Depuis lors, des dirigeants de clubs rivaux qui se sont entretenus avec HoopsHype prévoient que les Hawks sélectionneront soit un meneur – Keaton Wagler, Mikel Brown Jr., Darius Acuff ou Kingston Flemings devant être disponibles –, soit le pivot du Michigan Aday Mara, qui mesure 7 pieds 3. »
Ces informations se sont avérées exactes, puisque les Hawks ont sélectionné Flemings avec le 8e choix. En d’autres termes : Zaccharie Risacher devrait avoir une nouvelle chance de prouver qu’il est toujours le joueur dont les Hawks ont besoin aux côtés de Johnson dans le cinq de départ, ou au moins dans la rotation. En d’autres termes : Risacher devrait avoir une nouvelle chance de prouver qu’il est toujours le joueur dont les Hawks ont besoin aux côtés de Johnson dans le cinq de départ, ou au moins dans la rotation.

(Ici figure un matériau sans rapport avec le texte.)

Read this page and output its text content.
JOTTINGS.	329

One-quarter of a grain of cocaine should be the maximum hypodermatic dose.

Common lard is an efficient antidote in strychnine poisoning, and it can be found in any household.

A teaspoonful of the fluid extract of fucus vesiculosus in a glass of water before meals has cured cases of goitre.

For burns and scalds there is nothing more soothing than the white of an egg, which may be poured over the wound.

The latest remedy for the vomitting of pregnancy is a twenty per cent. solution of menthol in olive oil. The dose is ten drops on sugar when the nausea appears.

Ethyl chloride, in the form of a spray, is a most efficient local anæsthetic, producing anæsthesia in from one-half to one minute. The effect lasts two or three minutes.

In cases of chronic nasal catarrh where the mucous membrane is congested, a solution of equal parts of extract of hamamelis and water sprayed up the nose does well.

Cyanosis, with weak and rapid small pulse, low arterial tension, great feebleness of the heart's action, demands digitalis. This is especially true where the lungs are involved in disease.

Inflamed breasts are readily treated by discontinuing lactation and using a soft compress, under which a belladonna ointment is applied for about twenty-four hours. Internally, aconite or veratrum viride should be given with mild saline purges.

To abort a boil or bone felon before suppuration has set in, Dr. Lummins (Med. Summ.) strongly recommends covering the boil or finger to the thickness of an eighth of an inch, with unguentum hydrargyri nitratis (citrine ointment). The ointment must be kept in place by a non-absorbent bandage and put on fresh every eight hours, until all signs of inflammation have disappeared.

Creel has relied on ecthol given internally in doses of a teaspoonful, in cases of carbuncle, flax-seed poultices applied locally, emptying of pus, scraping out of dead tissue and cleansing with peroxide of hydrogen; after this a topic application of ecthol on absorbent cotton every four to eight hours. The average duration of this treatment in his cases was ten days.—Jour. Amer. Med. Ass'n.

Risacher a marqué au moins 30 points lors de quatre matchs différents lors de sa première saison, enregistrant un record personnel de 38 points le 10 avril 2025 après avoir établi son précédent record à 36 points le 30 mars 2025. Il a terminé sa première saison avec huit matchs à plus de 20 points au total. Malheureusement, Zaccharie Risacher n’a réalisé aucun match à 30 points et n’a atteint les 20 points qu’à deux reprises durant toute la saison 2025-2026, ce qui ne reflète qu’une partie de ses difficultés. L’arrivée d’un nouveau meneur pourrait aider Risacher à retrouver ses marques.

Les performances défensives de Risacher ont été critiquées, car le manque de constance dans son placement et la qualité globale de son jeu ont conduit beaucoup de monde à s’interroger sur sa place au sein de l’équipe. Le transfert de Kuminga en milieu de saison ne lui a pas rendu service, car il a dû faire face à une concurrence accrue pour le temps de jeu. Cependant, Zaccharie Risacher devrait avoir une nouvelle chance de prouver qu’il peut être le titulaire dont Atlanta a besoin.